Não importa em qual dos nove países esteja, a região amazônica compartilha os mesmos problemas. No geral, os indicadores sociais da Amazônia estão sempre abaixo das médias nacionais e revelam defasagens crônicas. O analfabetismo está acima do limite que a Unesco define como crítico, a desnutrição atinge um quarto das crianças e a incidência de tuberculose no Peru e na Bolívia é a mais alta do mundo. Na Amazônia, as dificuldades são comuns e invadem fronteiras.
Esses dados fazem parte do primeiro grande diagnóstico da região já produzido. Trata-se do estudo “A Amazônia e os Objetivos do Milênio”, elaborado por oito ONGs da América Latina e lançado ontem à noite, em Belém, durante o seminário “Cenários e Perspectivas da Pan-Amazônia”, realizado pelo Fórum Amazônia Sustentável, articulação brasileira de populações ribeirinhas, indígenas e urbanas, além de empresas e sindicatos. O seminário também é realizado pela Articulação Regional da Amazônia (ARA), associação de 40 ONGs da América Latina. Pesquisadores de oito entidades fizeram o diagnóstico amazônico com patrocínio das fundações Avina e Skoll.
Na Amazônia, distribuídas pelos nove países, moram mais de 34 milhões de pessoas, diz o estudo. Há 375 povos indígenas. Essas pessoas vivem em uma área de quase 7,8 milhões de km2 ou 44% da América do Sul. O Brasil tem 64,3 % da região, seguido pelo Peru (10,1%) e Colômbia (6,2%).
O PIB per capita é de US$ 5.507 ao ano. O da Amazônia brasileira bate em US$ 6.128. A Bolívia tem a renda mais baixa. A mais alta é a da Guiana francesa, com mais de US$ 18 mil, mas esse dado é distorcido pelos gastos com a base europeia de lançamento de foguetes. É na Amazônia venezuelana que está o PIB per capita mais alto da região toda – US$ 9.259.
“Trabalho na Amazônia há 26 anos”, diz Adalberto Veríssimo, pesquisador-sênior do Instituto do Homem e Meio Ambiente da Amazônia (Imazon), um dos mais respeitados centros de pesquisa da floresta. “Nunca vi um relatório publicado sobre a região com esse tipo de abrangência.”
A afirmação pode soar cabotina – o Imazon é um dos autores do estudo e assina os dados do Brasil -, mas a carência de informações sobre a Amazônia, principalmente quando se sai do Brasil, é desoladora. “Quando se cruza a fronteira”, continua ele, “a Amazônia é uma grande desconhecida.”
O trabalho rastreou os parâmetros criados pela Organização das Nações Unidas (ONU) em 2000 para orientar investimentos e melhoras nas condições socioeconômicas dos países em saúde, educação, renda e condições de vida, com foco em 2015. São os Objetivos de Desenvolvimento do Milênio, conhecidos por ODM. Entre as nove metas avaliadas, apenas uma foi alcançada entre todos os países – a que diz que é preciso eliminar as diferenças entre os sexos na educação.
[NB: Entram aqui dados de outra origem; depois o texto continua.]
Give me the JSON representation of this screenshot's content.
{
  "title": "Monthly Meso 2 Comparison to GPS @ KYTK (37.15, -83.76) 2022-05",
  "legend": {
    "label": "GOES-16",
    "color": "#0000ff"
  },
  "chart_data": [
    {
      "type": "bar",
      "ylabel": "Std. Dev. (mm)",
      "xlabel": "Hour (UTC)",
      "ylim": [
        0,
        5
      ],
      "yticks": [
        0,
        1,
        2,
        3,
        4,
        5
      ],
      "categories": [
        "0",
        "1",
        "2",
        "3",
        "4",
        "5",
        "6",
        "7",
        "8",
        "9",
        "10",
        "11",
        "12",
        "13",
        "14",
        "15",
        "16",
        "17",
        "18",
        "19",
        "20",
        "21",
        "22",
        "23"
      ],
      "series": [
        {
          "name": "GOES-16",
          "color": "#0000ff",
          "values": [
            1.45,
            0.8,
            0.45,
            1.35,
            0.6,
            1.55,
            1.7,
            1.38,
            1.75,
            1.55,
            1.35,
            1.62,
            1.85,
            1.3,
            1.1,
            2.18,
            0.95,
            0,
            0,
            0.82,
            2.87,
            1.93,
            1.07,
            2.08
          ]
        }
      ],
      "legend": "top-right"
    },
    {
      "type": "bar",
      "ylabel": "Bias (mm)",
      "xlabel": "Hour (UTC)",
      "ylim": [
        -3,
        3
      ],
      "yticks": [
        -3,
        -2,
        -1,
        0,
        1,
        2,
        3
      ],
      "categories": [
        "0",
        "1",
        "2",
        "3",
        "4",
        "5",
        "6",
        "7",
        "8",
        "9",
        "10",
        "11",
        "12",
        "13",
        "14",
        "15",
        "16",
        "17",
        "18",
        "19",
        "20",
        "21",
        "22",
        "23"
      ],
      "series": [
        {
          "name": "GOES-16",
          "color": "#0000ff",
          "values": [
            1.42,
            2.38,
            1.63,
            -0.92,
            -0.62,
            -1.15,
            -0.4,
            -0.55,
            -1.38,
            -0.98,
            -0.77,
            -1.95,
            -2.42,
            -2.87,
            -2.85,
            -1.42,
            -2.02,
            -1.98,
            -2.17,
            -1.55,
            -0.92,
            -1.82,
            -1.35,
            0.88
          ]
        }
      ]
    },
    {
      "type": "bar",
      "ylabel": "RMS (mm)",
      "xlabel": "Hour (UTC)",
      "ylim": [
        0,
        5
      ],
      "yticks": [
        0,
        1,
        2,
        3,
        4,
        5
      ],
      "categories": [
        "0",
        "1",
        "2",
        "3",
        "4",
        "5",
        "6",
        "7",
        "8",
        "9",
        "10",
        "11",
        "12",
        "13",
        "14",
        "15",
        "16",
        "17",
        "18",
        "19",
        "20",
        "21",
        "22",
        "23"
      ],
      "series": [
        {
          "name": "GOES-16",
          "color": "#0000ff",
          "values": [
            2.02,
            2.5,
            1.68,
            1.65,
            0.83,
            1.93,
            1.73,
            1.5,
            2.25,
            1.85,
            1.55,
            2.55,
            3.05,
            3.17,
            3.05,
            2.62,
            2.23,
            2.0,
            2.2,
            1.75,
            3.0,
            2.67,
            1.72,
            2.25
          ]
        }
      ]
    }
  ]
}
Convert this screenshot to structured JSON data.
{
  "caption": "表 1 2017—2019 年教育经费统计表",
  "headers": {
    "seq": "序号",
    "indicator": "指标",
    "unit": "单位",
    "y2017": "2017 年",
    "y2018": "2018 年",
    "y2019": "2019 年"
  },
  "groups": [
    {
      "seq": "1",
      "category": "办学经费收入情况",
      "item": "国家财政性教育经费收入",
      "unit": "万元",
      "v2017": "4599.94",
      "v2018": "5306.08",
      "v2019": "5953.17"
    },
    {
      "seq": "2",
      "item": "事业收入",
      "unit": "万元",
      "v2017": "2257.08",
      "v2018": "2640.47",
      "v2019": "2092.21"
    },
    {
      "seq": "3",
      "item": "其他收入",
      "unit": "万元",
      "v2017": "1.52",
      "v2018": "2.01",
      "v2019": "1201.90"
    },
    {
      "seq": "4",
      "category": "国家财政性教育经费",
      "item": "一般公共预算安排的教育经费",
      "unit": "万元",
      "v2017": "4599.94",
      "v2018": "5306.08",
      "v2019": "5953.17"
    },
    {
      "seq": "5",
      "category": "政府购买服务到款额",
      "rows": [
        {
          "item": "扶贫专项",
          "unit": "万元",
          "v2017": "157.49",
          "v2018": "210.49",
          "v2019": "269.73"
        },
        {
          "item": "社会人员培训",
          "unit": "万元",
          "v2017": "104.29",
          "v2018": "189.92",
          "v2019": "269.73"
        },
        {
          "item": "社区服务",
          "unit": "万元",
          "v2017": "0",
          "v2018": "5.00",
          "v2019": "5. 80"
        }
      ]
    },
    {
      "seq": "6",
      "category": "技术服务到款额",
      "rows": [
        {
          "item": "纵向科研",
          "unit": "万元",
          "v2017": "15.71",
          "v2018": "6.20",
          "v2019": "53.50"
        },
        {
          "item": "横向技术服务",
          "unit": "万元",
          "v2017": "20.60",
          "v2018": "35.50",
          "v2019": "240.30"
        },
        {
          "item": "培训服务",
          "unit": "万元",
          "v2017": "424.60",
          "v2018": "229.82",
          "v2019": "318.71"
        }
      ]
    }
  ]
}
A maioria dos indicadores melhorou, da década de 90 a hoje. Mas são melhoras tímidas.
Em alguns países, a desnutrição atinge um quarto da população infantil e a vulnerabilidade é maior para os povos indígenas. As maiores taxas encontram-se no Peru (24%) e na Bolívia (21%).
O analfabetismo na Amazônia está acima do limite internacionalmente considerado crítico, que é de 5%. Na Amazônia brasileira, é mais do que o dobro (11%) e na boliviana, 17%. É naquela região da Bolívia, também, que a mortalidade infantil é mais alta do que a das regiões mais pobres do mundo (73 casos por mil nascidos vivos). A menor taxa nesse quesito, entre os nove países da região, é a da Guiana Francesa, com 10 casos por mil. Só a Venezuela conseguiu diminuir o índice em dois terços em relação a 1990, como está na meta da ONU. Mas ali há contradições – entre os índios venezuelanos, a mortalidade infantil é dez vezes maior que a média do país.
O desmatamento aumentou em todos os países, à exceção do Brasil. A região sofre com pobreza, desigualdade de renda e problemas graves de saúde, como malária e tuberculose. As mulheres têm pouca participação na política. A taxa de mortalidade materna aumentou. Na região que tem mais recursos hídricos do mundo, o acesso à água potável e o saneamento básico é precário. “Conhecer melhor a Amazônia é estratégico”, diz Veríssimo. “Temos que entender as pressões que estão em curso na região, as oportunidades e trocar experiências.”